Minor in Scientific and Engineering Computing
The Scientific and Engineering Computing minor provides undergraduate students with computational and numerical skills and knowledge to augment their studies in their major programs. Core courses in mathematics and computing provide broad, general skills in numerical methods, algorithms, and scientific software development. Elective courses provide depth in applying numerical computation to problems in the field of the student's major.
Computational methods are now used routinely in virtually all fields of science and engineering, and are becoming more common in the social sciences. They have become essential to understand natural and human-created phenomena and systems. Computation has been described as the third paradigm for scientific discovery and innovation, along with theory and experimentation. A minor curriculum in computation is a natural complement to major programs in science, engineering and the social sciences.
Program of Study
A CS Minor application is required.
The Scientific and Engineering Computing minor must comprise at least 15 credit hours, of which at least 9 credit hours are upper-division coursework (numbered 3000 or above).

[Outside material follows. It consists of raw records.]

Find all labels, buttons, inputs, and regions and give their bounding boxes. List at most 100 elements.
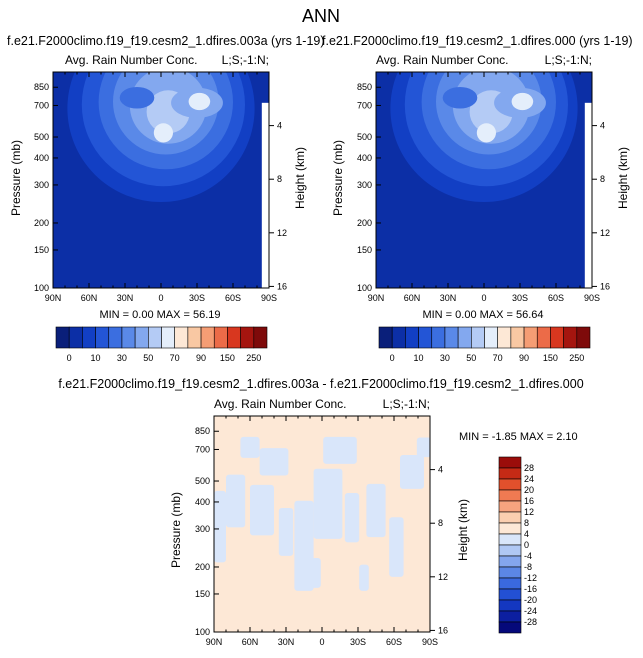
x-tick-label: 90S [261,293,277,303]
panel3-stats: MIN = -1.85 MAX = 2.10 [459,431,578,443]
y-tick-label: 850 [34,82,49,92]
colorbar-label: 10 [414,353,424,363]
x-tick-label: 90S [584,293,600,303]
colorbar-label: 250 [569,353,584,363]
colorbar-swatch [418,326,433,349]
colorbar-swatch [405,326,419,349]
panel2-y2label: Height (km) [616,147,630,209]
x-tick-label: 30S [350,637,366,647]
panel3-plot: 90N 60N 30N 0 30S 60S 90S 100 150 200 300 400 500 700… [195,415,448,647]
colorbar-swatch [576,326,591,349]
plot-field [376,72,592,288]
colorbar-swatch [444,326,459,349]
panel3-run-title: f.e21.F2000climo.f19_f19.cesm2_1.dfires.… [58,377,583,391]
panel1-plot: 90N 60N 30N 0 30S 60S 90S 100 150 200 300 400 500 700… [34,71,287,303]
y-tick-label: 150 [195,589,210,599]
colorbar-swatch [457,326,472,349]
colorbar-swatch [161,326,175,349]
colorbar-label: -12 [524,573,537,583]
y-tick-label: 200 [195,562,210,572]
anomaly-region [294,500,314,591]
colorbar-label: -24 [524,606,537,616]
x-tick-label: 30S [189,293,205,303]
colorbar-label: 30 [440,353,450,363]
colorbar-swatch [174,326,189,349]
colorbar-label: 24 [524,474,534,484]
contour-level-region [511,92,534,111]
colorbar-swatch [148,326,162,349]
y-tick-label: 500 [34,132,49,142]
colorbar-label: 0 [390,353,395,363]
x-tick-label: 0 [319,637,324,647]
y-tick-label: 400 [357,153,372,163]
y-tick-label: 100 [195,627,210,637]
y2-tick-label: 12 [277,228,287,238]
colorbar-swatch [497,326,512,349]
colorbar-label: 70 [170,353,180,363]
panel3-y2label: Height (km) [456,499,470,561]
y-tick-label: 500 [195,476,210,486]
topography-mask [261,102,269,288]
x-tick-label: 30N [440,293,457,303]
y-tick-label: 850 [195,426,210,436]
colorbar-swatch [498,588,522,601]
colorbar-swatch [550,326,564,349]
colorbar-label: -20 [524,595,537,605]
y2-tick-label: 4 [600,121,605,131]
y-tick-label: 200 [34,218,49,228]
y2-tick-label: 12 [600,228,610,238]
anomaly-region [416,437,430,458]
colorbar-swatch [55,326,70,349]
colorbar-label: 150 [220,353,235,363]
y2-tick-label: 8 [438,518,443,528]
colorbar-label: -8 [524,562,532,572]
anomaly-region [389,517,404,577]
colorbar-swatch [563,326,578,349]
panel2-corner-label: L;S;-1:N; [545,53,592,67]
colorbar-swatch [82,326,96,349]
colorbar-swatch [498,599,522,612]
plot-field [214,416,430,632]
x-tick-label: 90N [206,637,223,647]
colorbar-label: 0 [524,540,529,550]
colorbar-swatch [121,326,136,349]
colorbar-label: 10 [91,353,101,363]
colorbar-swatch [498,577,522,590]
panel2-ylabel: Pressure (mb) [331,140,345,216]
panel1-stats: MIN = 0.00 MAX = 56.19 [99,309,220,321]
colorbar-label: 30 [117,353,127,363]
colorbar-swatch [498,478,522,491]
colorbar-label: 50 [143,353,153,363]
panel3-var-name: Avg. Rain Number Conc. [214,397,347,411]
panel2-stats: MIN = 0.00 MAX = 56.64 [422,309,543,321]
colorbar-label: 12 [524,507,534,517]
x-tick-label: 0 [481,293,486,303]
anomaly-region [313,468,343,539]
panel1-corner-label: L;S;-1:N; [222,53,269,67]
colorbar-swatch [523,326,538,349]
y2-tick-label: 16 [600,281,610,291]
y-tick-label: 300 [195,524,210,534]
x-tick-label: 90N [45,293,62,303]
topography-mask [584,102,592,288]
colorbar-swatch [213,326,228,349]
anomaly-region [278,508,294,556]
anomaly-region [240,436,260,458]
x-tick-label: 30S [512,293,528,303]
colorbar-swatch [68,326,83,349]
y2-tick-label: 16 [438,625,448,635]
anomaly-region [366,483,386,538]
colorbar-swatch [498,489,522,502]
panel1-colorbar: 0 10 30 50 70 90 150 250 [55,326,268,363]
colorbar-swatch [253,326,268,349]
colorbar-label: -28 [524,617,537,627]
colorbar-label: 50 [466,353,476,363]
anomaly-region [214,490,226,563]
x-tick-label: 30N [117,293,134,303]
anomaly-region [250,484,274,536]
colorbar-label: -4 [524,551,532,561]
colorbar-label: 250 [246,353,261,363]
anomaly-region [259,448,289,476]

Code | Title | Credit Hours |
---|---|---|
Prerequisites | ||
Math through Calculus III and Differential Equations | ||
Introduction to Object Oriented Programming ^{1} | ||
Required Courses | ||
CX 4010 | Computational Problem Solving for Scientists and Engineers ^{2,4} | 3 |
Numerical Methods | ||
Select one of the following: ^{3} | 3 | |
Numerical Methods for Aerospace Engineering | ||
Numerical Methods in Chemical Engineering | ||
Numerical Analysis I | ||
Numerical Analysis I | ||
Computer Applications | ||
Statistics and Numerical Methods in Materials Science and Engineering | ||
Intro to Parallel Computing | ||
Select one of the following: | 3 | |
Introduction to High Performance Computing | ||
Introduction to Parallel and Vector Scientific Computing | ||
Vector and Parallel Scientific Computation | ||
Electives | ||
Select two of the following: | 6 | |
AE 4131 | Intro to Finite Element | |
Computational Fluid Dynamics | ||
Introduction to Medical Image Processing | ||
Introduction to Computing Concepts for Bioinformatics | ||
Computational Modeling Algorithms | ||
Computer Simulation | ||
Introduction to Computing for Data Analysis | ||
Numerical Analysis II | ||
Introduction to Parallel and Vector Scientific Computing | ||
CX 4803 | Computataional Sustainability | |
Computational Computer Vision | ||
Introduction to Medical Image Processing | ||
ECE 4823 | Computational Methods in Electrical Engineering | |
ECE 4923 | Advanced Programming Techniques for Engineering Apps | |
Mathematical Statistics I | ||
Topics in Linear Algebra | ||
Classical Mathematical Methods in Engineering | ||
Numerical Analysis II | ||
Vector and Parallel Scientific Computation | ||
Computational Fluid Dynamics | ||
Nuclear Criticality Safety Engineering | ||
Computational Physics | ||
Total Credit Hours | 15 |
- ^{ 1 }
CS 1331 is a pre-requisite for the minor and must be taken, but not included in the required 15 credit hours. A grade of A or B is required.
- ^{ 2 }
Computer engineering students should take both CX 4220 and CX 4777/MATH 4777 rather than CX 4010.
- ^{ 3 }
If Numerical Methods is required by the student’s Major, then the student may take an additional elective. Numerical Methods courses include (ECE and computer engineering students are restricted to taking AE 3090, CX 4640/MATH 4640, or MSE 3025)
- No Special Problems or Internships coursework may be used towards the CS minor.
- A grade of A or B is required for CS 1331. All courses used to satisfy the course requirements for a minor must be completed with a grade of C (2.00) or better.
- All courses counting toward the minor must be taken on a letter-grade basis.
- A maximum of 3 credit hours of transfer credit may be used to satisfy the course requirements for a minor. This includes courses taken at another institution or credit earned through the AP or IB program, assuming the scores meet Georgia Tech minimum standards.
- It is the major advisor’s responsibility to verify that students are using only courses from the designated block(s) from the student’s major field of study that are allowed to satisfy a minor program, that they are not using any Core Area A-E courses (including humanities and social sciences), and that they are not using any courses for more than one minor or certificate. Any free elective course used to satisfy the course requirements of the student’s major degree program may also be used to satisfy the course requirements for a minor.